Monday, February 12, 2007

Road Monkeys

Not to get too philosophical about traffic but sometimes you have to wonder what motivates people to behave the way they do on the road. Today I was in line to turn on to Crowchild Trail, the freeway that takes me to work. The weather was horrible and the traffic volume was turned way up. (Did you like that one?) I couldn't help but feel like I was in some sociological experiment when I watched several cars bypass the very long line and cut in just in time to make the turn. The same turn that I was going to be making, oh, about 10 minutes after them because I am nice. My first instinct was of course to think, "What bastards! They're cheating! Here we are, all waiting in line doing the right thing and these jerks are whizzing past me, signaling their obvious disregard for every other person left in their trail." These people are the people who would screw over their own mother in the old prisoner dilemma. The alpha male who eats its competition. The ones who always end up on the top of the food chain...

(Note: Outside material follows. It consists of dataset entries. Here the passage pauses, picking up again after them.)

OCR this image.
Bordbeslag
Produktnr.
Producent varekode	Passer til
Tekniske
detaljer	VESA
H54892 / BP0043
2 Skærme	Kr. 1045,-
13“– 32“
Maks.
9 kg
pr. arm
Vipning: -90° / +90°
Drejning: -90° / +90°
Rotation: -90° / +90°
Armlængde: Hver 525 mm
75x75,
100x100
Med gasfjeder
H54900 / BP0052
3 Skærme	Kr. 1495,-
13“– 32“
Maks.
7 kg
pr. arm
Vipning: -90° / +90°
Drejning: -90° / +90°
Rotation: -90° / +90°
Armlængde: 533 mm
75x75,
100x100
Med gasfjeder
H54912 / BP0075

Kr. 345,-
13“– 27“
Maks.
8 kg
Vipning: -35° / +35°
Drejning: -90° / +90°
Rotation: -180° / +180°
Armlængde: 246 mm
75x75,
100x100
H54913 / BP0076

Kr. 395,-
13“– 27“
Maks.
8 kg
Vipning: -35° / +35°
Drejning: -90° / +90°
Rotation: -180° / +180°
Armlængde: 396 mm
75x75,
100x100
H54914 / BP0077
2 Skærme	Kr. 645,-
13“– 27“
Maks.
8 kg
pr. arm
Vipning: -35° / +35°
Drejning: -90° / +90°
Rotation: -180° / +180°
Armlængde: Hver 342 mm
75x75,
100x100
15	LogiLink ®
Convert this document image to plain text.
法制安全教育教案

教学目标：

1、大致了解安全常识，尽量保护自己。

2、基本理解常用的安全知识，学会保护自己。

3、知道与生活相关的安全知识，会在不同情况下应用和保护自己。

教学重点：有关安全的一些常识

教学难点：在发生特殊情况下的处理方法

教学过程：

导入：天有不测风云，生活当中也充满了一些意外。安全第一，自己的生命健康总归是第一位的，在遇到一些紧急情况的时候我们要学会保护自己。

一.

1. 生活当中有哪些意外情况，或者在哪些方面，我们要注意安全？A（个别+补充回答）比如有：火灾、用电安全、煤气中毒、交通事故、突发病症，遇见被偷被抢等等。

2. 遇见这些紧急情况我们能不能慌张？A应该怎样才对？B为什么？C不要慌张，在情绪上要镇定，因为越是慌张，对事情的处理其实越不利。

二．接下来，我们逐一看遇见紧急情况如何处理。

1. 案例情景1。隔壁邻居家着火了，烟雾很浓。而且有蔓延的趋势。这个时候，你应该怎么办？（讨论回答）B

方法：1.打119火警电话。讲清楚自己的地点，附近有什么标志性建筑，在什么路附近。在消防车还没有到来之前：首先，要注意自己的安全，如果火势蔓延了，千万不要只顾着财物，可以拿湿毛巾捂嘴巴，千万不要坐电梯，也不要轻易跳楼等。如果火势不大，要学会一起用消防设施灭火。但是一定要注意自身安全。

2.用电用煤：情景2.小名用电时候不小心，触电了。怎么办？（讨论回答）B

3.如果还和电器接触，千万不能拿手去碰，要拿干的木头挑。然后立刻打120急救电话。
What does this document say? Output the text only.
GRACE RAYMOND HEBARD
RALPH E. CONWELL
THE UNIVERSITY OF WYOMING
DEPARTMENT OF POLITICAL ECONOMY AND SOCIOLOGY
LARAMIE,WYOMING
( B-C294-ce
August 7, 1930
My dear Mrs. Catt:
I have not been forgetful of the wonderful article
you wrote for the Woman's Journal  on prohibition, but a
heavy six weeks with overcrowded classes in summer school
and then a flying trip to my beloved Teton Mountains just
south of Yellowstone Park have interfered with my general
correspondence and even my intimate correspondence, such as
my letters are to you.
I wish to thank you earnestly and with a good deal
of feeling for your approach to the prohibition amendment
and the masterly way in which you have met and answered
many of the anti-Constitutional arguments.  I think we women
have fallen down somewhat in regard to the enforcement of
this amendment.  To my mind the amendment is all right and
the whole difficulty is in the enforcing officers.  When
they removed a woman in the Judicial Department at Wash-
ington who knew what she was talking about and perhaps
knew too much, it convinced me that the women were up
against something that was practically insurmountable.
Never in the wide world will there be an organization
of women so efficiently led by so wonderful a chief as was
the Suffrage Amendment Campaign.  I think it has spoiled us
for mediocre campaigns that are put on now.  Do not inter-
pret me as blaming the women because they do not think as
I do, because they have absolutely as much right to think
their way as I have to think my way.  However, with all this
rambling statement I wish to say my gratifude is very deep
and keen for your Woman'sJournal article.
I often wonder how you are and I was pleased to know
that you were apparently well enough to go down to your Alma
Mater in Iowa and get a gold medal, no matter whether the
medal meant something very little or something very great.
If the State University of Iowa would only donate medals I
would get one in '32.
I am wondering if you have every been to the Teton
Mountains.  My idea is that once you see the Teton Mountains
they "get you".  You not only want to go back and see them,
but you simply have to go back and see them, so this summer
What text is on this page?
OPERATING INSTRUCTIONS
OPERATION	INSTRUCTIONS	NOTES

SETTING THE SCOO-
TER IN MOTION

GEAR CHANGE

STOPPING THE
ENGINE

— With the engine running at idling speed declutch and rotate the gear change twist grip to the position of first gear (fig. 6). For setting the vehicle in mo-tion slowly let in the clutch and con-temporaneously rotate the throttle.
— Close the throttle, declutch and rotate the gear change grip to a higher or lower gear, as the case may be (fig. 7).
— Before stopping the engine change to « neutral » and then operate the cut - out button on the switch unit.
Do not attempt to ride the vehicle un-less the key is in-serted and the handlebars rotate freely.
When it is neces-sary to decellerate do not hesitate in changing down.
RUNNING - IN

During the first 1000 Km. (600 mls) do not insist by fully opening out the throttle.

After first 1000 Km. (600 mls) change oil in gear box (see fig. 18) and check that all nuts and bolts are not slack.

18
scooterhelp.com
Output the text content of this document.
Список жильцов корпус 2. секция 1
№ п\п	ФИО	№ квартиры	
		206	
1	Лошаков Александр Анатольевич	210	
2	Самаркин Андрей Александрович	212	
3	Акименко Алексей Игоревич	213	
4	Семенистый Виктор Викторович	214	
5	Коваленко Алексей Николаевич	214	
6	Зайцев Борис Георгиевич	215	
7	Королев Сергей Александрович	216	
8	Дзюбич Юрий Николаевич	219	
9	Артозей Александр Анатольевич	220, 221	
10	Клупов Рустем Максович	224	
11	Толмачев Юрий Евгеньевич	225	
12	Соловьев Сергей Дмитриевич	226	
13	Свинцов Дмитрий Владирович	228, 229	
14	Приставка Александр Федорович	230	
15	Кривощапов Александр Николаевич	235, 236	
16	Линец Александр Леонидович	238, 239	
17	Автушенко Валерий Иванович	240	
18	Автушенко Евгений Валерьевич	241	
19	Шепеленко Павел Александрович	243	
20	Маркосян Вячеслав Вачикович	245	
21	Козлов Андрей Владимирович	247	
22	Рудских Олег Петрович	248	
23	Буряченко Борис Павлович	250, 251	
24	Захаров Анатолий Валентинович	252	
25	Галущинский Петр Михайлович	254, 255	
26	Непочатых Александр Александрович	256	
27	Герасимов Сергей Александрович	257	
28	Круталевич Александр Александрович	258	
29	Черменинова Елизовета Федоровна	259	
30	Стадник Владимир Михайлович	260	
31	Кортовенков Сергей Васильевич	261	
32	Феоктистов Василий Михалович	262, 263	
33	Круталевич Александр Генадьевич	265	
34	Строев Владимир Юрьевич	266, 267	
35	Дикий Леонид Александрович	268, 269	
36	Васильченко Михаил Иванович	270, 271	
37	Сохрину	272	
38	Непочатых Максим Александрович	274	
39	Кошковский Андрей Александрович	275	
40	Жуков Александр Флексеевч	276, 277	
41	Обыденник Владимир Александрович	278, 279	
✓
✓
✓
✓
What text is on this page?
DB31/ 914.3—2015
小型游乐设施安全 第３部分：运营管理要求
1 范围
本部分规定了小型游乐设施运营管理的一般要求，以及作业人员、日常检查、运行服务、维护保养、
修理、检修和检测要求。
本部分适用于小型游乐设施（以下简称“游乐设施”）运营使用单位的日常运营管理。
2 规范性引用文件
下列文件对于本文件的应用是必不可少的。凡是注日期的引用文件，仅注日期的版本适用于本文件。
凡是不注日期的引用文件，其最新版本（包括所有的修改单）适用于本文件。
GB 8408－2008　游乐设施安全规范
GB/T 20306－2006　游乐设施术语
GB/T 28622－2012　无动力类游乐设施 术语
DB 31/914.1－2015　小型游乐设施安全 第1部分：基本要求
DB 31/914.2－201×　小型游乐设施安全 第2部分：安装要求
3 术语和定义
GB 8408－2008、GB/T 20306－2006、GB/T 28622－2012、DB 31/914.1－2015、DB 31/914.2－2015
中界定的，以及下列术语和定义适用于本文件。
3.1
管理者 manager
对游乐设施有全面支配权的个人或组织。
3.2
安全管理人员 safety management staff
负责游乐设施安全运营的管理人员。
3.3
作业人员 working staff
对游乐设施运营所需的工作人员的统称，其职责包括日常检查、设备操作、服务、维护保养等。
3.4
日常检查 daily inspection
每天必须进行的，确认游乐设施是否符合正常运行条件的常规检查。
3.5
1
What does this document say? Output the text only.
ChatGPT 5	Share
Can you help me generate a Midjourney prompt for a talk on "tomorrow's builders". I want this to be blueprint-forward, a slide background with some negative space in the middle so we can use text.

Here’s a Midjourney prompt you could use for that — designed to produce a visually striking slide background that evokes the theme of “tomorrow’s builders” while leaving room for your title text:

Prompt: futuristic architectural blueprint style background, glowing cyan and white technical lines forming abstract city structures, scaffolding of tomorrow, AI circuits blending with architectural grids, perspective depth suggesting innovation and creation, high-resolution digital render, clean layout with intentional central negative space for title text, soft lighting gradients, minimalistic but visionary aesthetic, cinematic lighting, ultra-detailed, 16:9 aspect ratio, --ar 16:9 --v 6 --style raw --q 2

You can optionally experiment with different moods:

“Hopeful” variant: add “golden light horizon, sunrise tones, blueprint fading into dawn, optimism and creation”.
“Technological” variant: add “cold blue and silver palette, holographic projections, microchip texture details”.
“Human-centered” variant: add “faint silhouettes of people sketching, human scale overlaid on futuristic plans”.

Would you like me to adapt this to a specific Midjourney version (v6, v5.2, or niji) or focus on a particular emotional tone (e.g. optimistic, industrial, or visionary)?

"Wait a damn minute!" In the game of life these guys win! Which made me start to wonder why I wait in line. What keeps me from doing the same thing? What is it about 90% of the population that makes us angry enough to flip the bird to these guys but not brazen enough to follow? To sit at a red light on a dark and empty highway for 5 minutes? What externally imposed social conditioning has taught me that these people are bad and that by sitting there, absently waiting for my turn, I am morally superior? It's nuts.

And for a fleeting instant, as a big black, fuel-guzzling Avalanche flew past me I felt envy. Not disgust or disdain but a sense of awe. Inspired by the sheer ignorance and blatant disregard for others. Impressed by the ability to scratch, claw and kick their way to the top of the social heap.

And as me and all the other mindless drones united in our efforts to refuse him entry and I drove past the man in the Avalanche, waving his fists at us as we sputtered and puttered by in a single chain of moving resistance. I smiled. Because sometimes the little guy does win.

1 comment:

Craig Knox said...

I totally love this post. I often wonder the same thing and occasionally I'll be an ass just to make sure I can be. In the end though, it just never feels right.